Renee DiResta, responsable de la recherche technique au Stanford Internet Observatory, qui suit les campagnes d’information, estime que les articles et profils de journalistes générés dans le cadre du projet CounterCloud sont assez convaincants.
« En plus des acteurs gouvernementaux, les agences de gestion des médias sociaux et les mercenaires qui proposent des services d’opérations d’influence reprendront sans aucun doute ces outils et les intégreront dans leurs flux de travail », explique DiResta. Il est difficile de diffuser et de partager largement du faux contenu, mais cela peut être réalisé en payant des utilisateurs influents pour le partager, ajoute-t-elle.
Certaines preuves de campagnes de désinformation en ligne alimentées par l’IA ont déjà fait surface. Des chercheurs universitaires ont récemment découvert un botnet rudimentaire de crypto-push, apparemment alimenté par ChatGPT. L’équipe a déclaré que la découverte suggère que l’IA derrière le chatbot est probablement déjà utilisée pour des campagnes d’information plus sophistiquées.

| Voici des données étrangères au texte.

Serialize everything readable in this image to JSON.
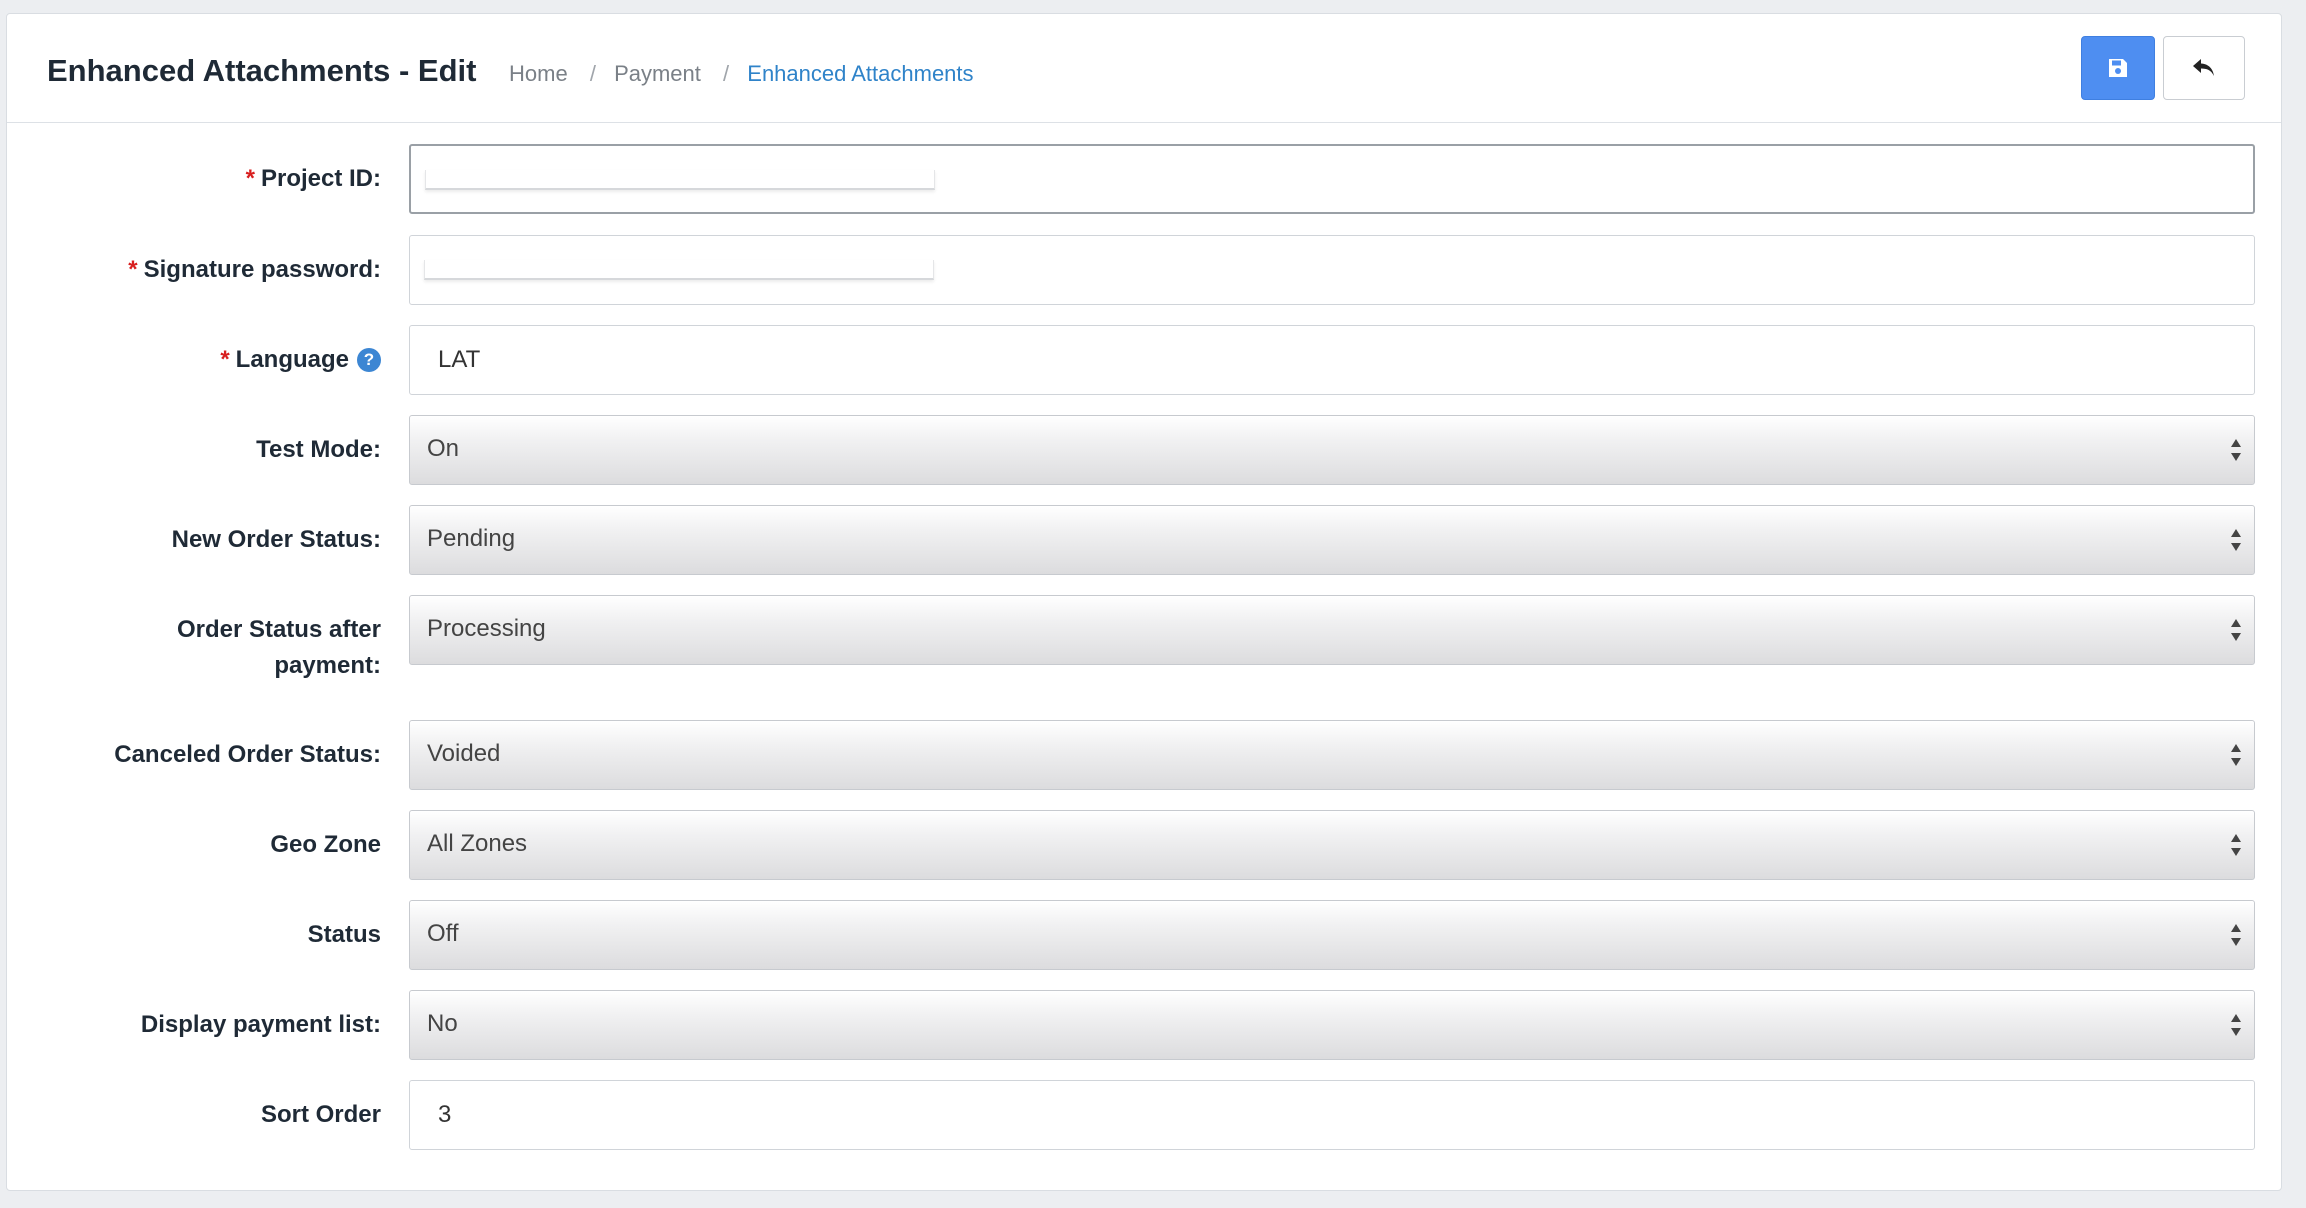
{
  "header": {
    "title": "Enhanced Attachments - Edit",
    "breadcrumb": [
      "Home",
      "Payment",
      "Enhanced Attachments"
    ],
    "save_icon": "floppy-disk-icon",
    "back_icon": "reply-arrow-icon",
    "save_color": "#4e8ef1"
  },
  "form": {
    "project_id": {
      "label": "Project ID:",
      "value": "",
      "required": true
    },
    "signature_password": {
      "label": "Signature password:",
      "value": "",
      "required": true
    },
    "language": {
      "label": "Language",
      "value": "LAT",
      "required": true,
      "help_icon": "question-circle-icon"
    },
    "test_mode": {
      "label": "Test Mode:",
      "value": "On"
    },
    "new_order_status": {
      "label": "New Order Status:",
      "value": "Pending"
    },
    "order_status_after_payment": {
      "label": "Order Status after payment:",
      "value": "Processing"
    },
    "canceled_order_status": {
      "label": "Canceled Order Status:",
      "value": "Voided"
    },
    "geo_zone": {
      "label": "Geo Zone",
      "value": "All Zones"
    },
    "status": {
      "label": "Status",
      "value": "Off"
    },
    "display_payment_list": {
      "label": "Display payment list:",
      "value": "No"
    },
    "sort_order": {
      "label": "Sort Order",
      "value": "3"
    }
  },
  "required_mark": "*",
  "help_glyph": "?"
}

Des campagnes politiques légitimes se sont également tournées vers l’utilisation de l’IA à l’approche de l’élection présidentielle américaine de 2024. En avril, le Comité national républicain a produit une vidéo attaquant Joe Biden qui comprenait de fausses images générées par l’IA. Et en juin, un compte de réseau social associé à Ron Desantis a inclus des images générées par l’IA dans une vidéo destiné à discréditer Donald Trump. La Commission électorale fédérale a déclaré qu’elle pourrait limiter l’utilisation de deepfakes dans les publicités politiques.

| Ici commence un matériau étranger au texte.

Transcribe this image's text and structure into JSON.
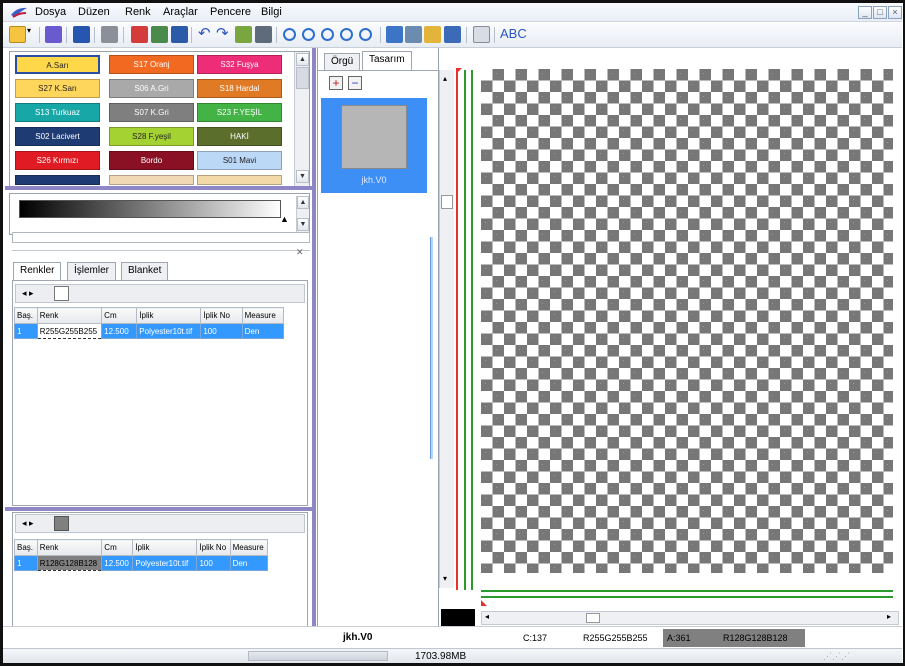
{
  "menu": [
    "Dosya",
    "Düzen",
    "Renk",
    "Araçlar",
    "Pencere",
    "Bilgi"
  ],
  "window_controls": [
    "_",
    "□",
    "×"
  ],
  "palette": [
    {
      "label": "A.Sarı",
      "color": "#ffd84a",
      "text": "#222"
    },
    {
      "label": "S17 Oranj",
      "color": "#f26a21",
      "text": "#fff"
    },
    {
      "label": "S32 Fuşya",
      "color": "#ee2d78",
      "text": "#fff"
    },
    {
      "label": "S27 K.Sarı",
      "color": "#ffd65c",
      "text": "#222"
    },
    {
      "label": "S06 A.Gri",
      "color": "#a9a9a9",
      "text": "#fff"
    },
    {
      "label": "S18 Hardal",
      "color": "#e07a24",
      "text": "#fff"
    },
    {
      "label": "S13 Turkuaz",
      "color": "#18a7a7",
      "text": "#fff"
    },
    {
      "label": "S07 K.Gri",
      "color": "#7f7f7f",
      "text": "#fff"
    },
    {
      "label": "S23 F.YEŞİL",
      "color": "#44b346",
      "text": "#fff"
    },
    {
      "label": "S02 Lacivert",
      "color": "#1f3b74",
      "text": "#fff"
    },
    {
      "label": "S28 F.yeşil",
      "color": "#a4d233",
      "text": "#222"
    },
    {
      "label": "HAKİ",
      "color": "#5b6e2b",
      "text": "#fff"
    },
    {
      "label": "S26 Kırmızı",
      "color": "#e01b24",
      "text": "#fff"
    },
    {
      "label": "Bordo",
      "color": "#8a1024",
      "text": "#fff"
    },
    {
      "label": "S01 Mavi",
      "color": "#bcd8f7",
      "text": "#222"
    }
  ],
  "tabs_left": [
    "Renkler",
    "İşlemler",
    "Blanket"
  ],
  "table1": {
    "headers": [
      "Baş.",
      "Renk",
      "Cm",
      "İplik",
      "İplik No",
      "Measure"
    ],
    "rows": [
      [
        "1",
        "R255G255B255",
        "12.500",
        "Polyester10t.tif",
        "100",
        "Den"
      ]
    ]
  },
  "table2": {
    "headers": [
      "Baş.",
      "Renk",
      "Cm",
      "İplik",
      "İplik No",
      "Measure"
    ],
    "rows": [
      [
        "1",
        "R128G128B128",
        "12.500",
        "Polyester10t.tif",
        "100",
        "Den"
      ]
    ]
  },
  "tabs_center": [
    "Örgü",
    "Tasarım"
  ],
  "thumbnail_label": "jkh.V0",
  "status": {
    "name": "jkh.V0",
    "c": "C:137",
    "color1": "R255G255B255",
    "a": "A:361",
    "color2": "R128G128B128"
  },
  "memory": "1703.98MB",
  "colors": {
    "selection": "#3399ff",
    "divider": "#8f86c6",
    "checker": "#777777",
    "guide_green": "#2a9b2a"
  }
}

Micah Musser, un chercheur qui a étudié le potentiel de désinformation des modèles linguistiques de l’IA, s’attend à ce que les campagnes politiques grand public tentent d’utiliser des modèles linguistiques pour générer du contenu promotionnel, des e-mails de collecte de fonds ou des publicités d’attaque. « C’est une période totalement instable en ce moment où les normes ne sont pas vraiment claires », dit-il.
Une grande partie du texte généré par l’IA reste assez générique et facile à repérer, explique Musser. Mais permettre aux humains de perfectionner le contenu généré par l’IA et de pousser la désinformation pourrait s’avérer très efficace, et il serait presque impossible d’arrêter l’utilisation de filtres automatisés, dit-il.
Le PDG d’OpenAI, Sam Altman, dit dans un Tweet le mois dernier qu’il craint que l’intelligence artificielle de son entreprise puisse être utilisée pour créer à grande échelle une désinformation sur mesure et automatisée.
Lorsque OpenAI a rendu disponible pour la première fois sa technologie de génération de texte via une API, elle a interdit toute utilisation politique. Cependant, en mars dernier, la société a mis à jour sa politique pour interdire l’utilisation visant à produire en masse des messages destinés à des données démographiques particulières. Un article récent du Washington Post suggère que GPT ne bloque pas lui-même la génération de ce type de matériel.
Kim Malfacini, responsable de la politique produit chez OpenAI, affirme que l’entreprise étudie la manière dont sa technologie de génération de texte est utilisée à des fins politiques. Les gens ne sont pas encore habitués à supposer que le contenu qu’ils voient peut être généré par l’IA, dit-elle. « Il est probable que l’utilisation des outils d’IA dans un certain nombre d’industries ne fera que croître, et la société s’adaptera à cela », déclare Malfacini. « Mais pour le moment, je pense que les gens sont encore en train de mettre à jour. »
Étant donné qu’une multitude d’outils d’IA similaires sont désormais largement disponibles, y compris des modèles open source sur lesquels il est possible de s’appuyer avec peu de restrictions, les électeurs devraient se familiariser le plus tôt possible avec l’utilisation de l’IA en politique.
Cette histoire a été initialement publiée sur wired.com.